Dramatics in the Church

In all Christian worship the dramatic element survives. It finds its most elaborate expression in the Roman Catholic mass, but even the simple order of service in the church of Puritan lineage has certain dramatic elements. The sacraments of baptism and of the Lord’s Supper in those communions are intensely impressive to children simply because of their dramatic elements.

In liturgical churches, where the entrance of the clergy and the choristers in processional is followed by a variety of consecutive and historic ceremonies, performed by rising, sitting, kneeling and going to the altar in turn, and concluding with the recessional of the celebrants, children who have been trained in churchly ways find a keen and lifelong delight. Surely, nothing but the dramatic character of such services can explain the joy which little children take in going to church where the sermon and much of the service are incomprehensible.

The festival, even more than the ordinary service of worship, makes its dramatic appeal to children. No one could have been present in an Italian city on some high feast day, when the main street of the village was decorated for the great procession, when all the treasures of the church were exposed to view, and when the band, the crowd of venders, the best clothes of everybody, and, most of all, the dramatic services themselves, both in the church and on the street, were heightening the impression, without realizing that here is the secret of much of the power of the church in the lives of these imaginative people. To be in such a village at Christmas time and to go into the lighted church and see before the high altar the Christmas crèche, with its cardboard scenery and its toy images of Joseph, Mary, and the Christ-child, the shepherds and the Wise Men, thronged, as it is, with wide-eyed children, is to appreciate the wisdom of the Roman Church in visualizing for the children the drama of the incarnation.

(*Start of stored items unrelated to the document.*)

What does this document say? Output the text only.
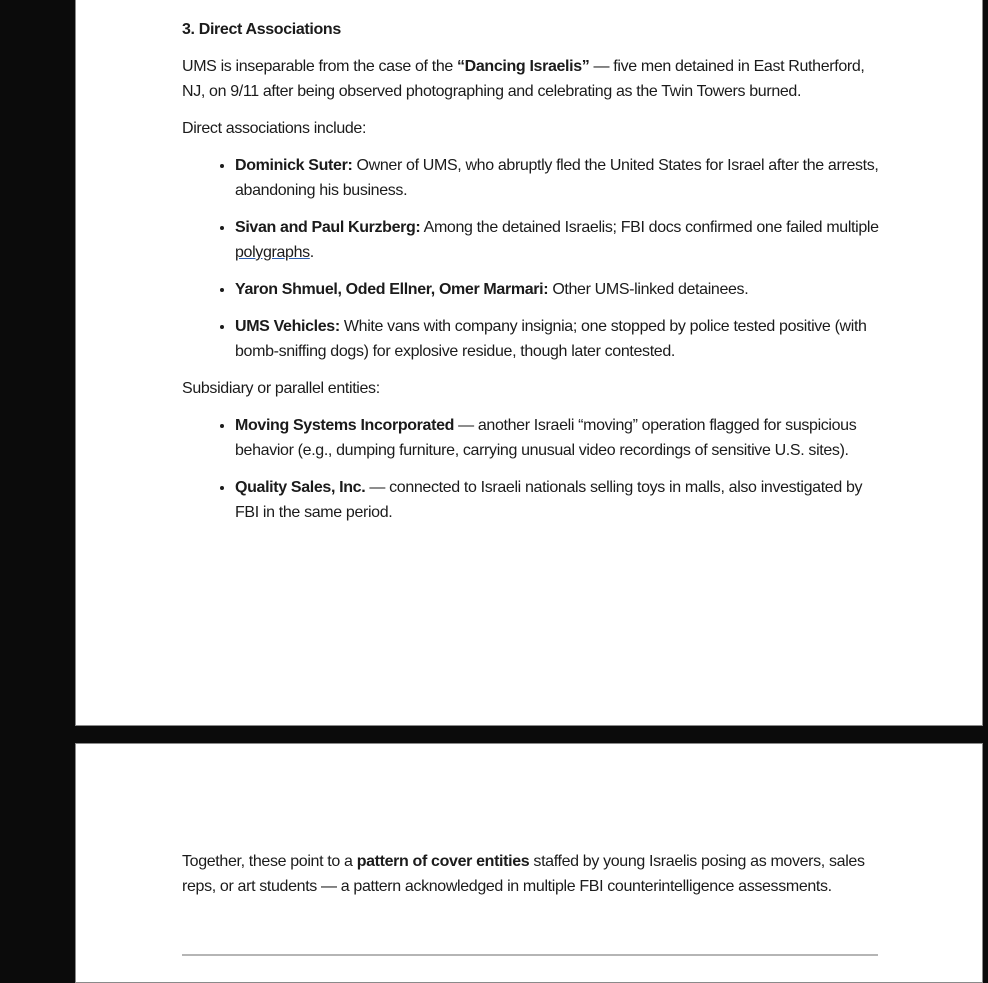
3. Direct Associations

UMS is inseparable from the case of the “Dancing Israelis” — five men detained in East Rutherford, NJ, on 9/11 after being observed photographing and celebrating as the Twin Towers burned.

Direct associations include:

• Dominick Suter: Owner of UMS, who abruptly fled the United States for Israel after the arrests, abandoning his business.
• Sivan and Paul Kurzberg: Among the detained Israelis; FBI docs confirmed one failed multiple polygraphs.
• Yaron Shmuel, Oded Ellner, Omer Marmari: Other UMS-linked detainees.
• UMS Vehicles: White vans with company insignia; one stopped by police tested positive (with bomb-sniffing dogs) for explosive residue, though later contested.

Subsidiary or parallel entities:

• Moving Systems Incorporated — another Israeli “moving” operation flagged for suspicious behavior (e.g., dumping furniture, carrying unusual video recordings of sensitive U.S. sites).
• Quality Sales, Inc. — connected to Israeli nationals selling toys in malls, also investigated by FBI in the same period.

Together, these point to a pattern of cover entities staffed by young Israelis posing as movers, sales reps, or art students — a pattern acknowledged in multiple FBI counterintelligence assessments.
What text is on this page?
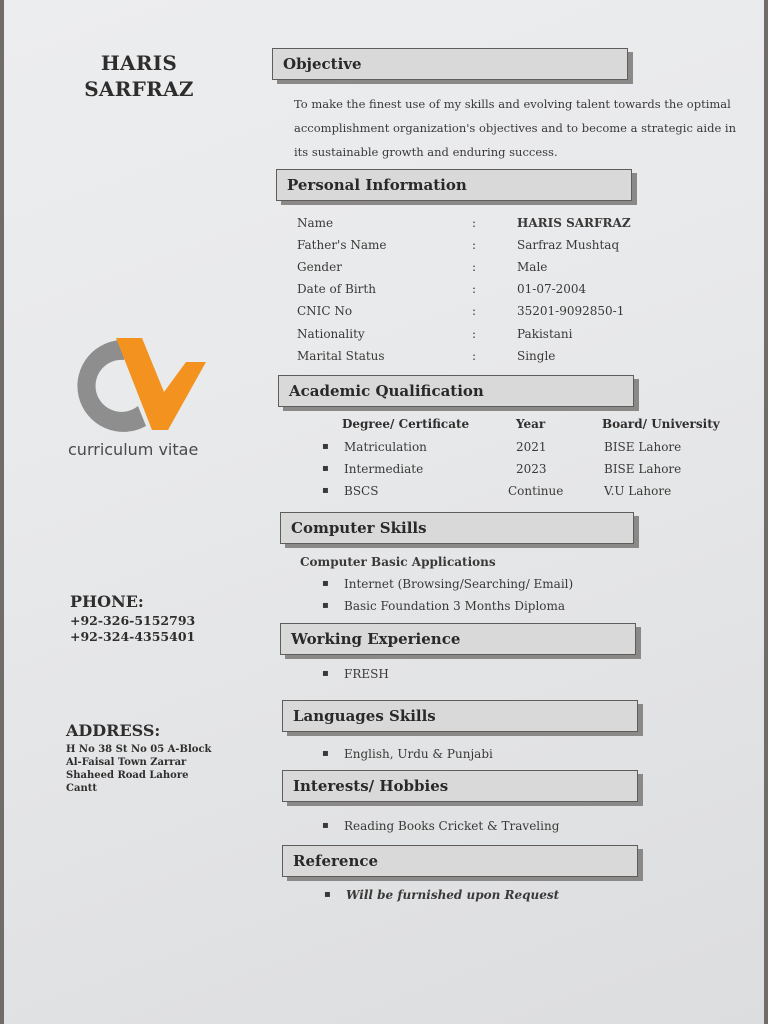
HARIS SARFRAZ
curriculum vitae
PHONE:
+92-326-5152793
+92-324-4355401
ADDRESS:
H No 38 St No 05 A-Block
Al-Faisal Town Zarrar
Shaheed Road Lahore
Cantt
Objective
To make the finest use of my skills and evolving talent towards the optimal
accomplishment organization's objectives and to become a strategic aide in
its sustainable growth and enduring success.
Personal Information
Name	:	HARIS SARFRAZ
Father's Name	:	Sarfraz Mushtaq
Gender	:	Male
Date of Birth	:	01-07-2004
CNIC No	:	35201-9092850-1
Nationality	:	Pakistani
Marital Status	:	Single
Academic Qualification
Degree/ Certificate	Year	Board/ University
▪ Matriculation	2021	BISE Lahore
▪ Intermediate	2023	BISE Lahore
▪ BSCS	Continue	V.U Lahore
Computer Skills
Computer Basic Applications
▪ Internet (Browsing/Searching/ Email)
▪ Basic Foundation 3 Months Diploma
Working Experience
▪ FRESH
Languages Skills
▪ English, Urdu & Punjabi
Interests/ Hobbies
▪ Reading Books Cricket & Traveling
Reference
▪ Will be furnished upon Request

Those who have been brought up in a colder atmosphere can hardly fail to remember the thrill which they felt when they witnessed or participated as children in the dialogues, exercises, and choruses of Sunday school concerts. There has been of late the beginning of a revival, even in Protestant churches, of the miracle play, in which boys as well as girls have been delighted to take part, and in which the spiritual impression of the enacting of Scripture stories without scenery has been profound upon both actors and audience.

The religious pageant, as well, with its simple yet suggestive scenery, and its appropriate music, lights the imagination of the children and young people until they themselves live through, in a measure, the experiences of those staunch men and women who lived centuries ago in the Holy Land. By making these Bible characters seem real human beings, who thought and acted much as we do to-day, we help to make them a real power to shape character in the lives of our boys and girls. The program of the church needs to consider more fully the power of appeal through the dramatic and imaginative instincts of its youth.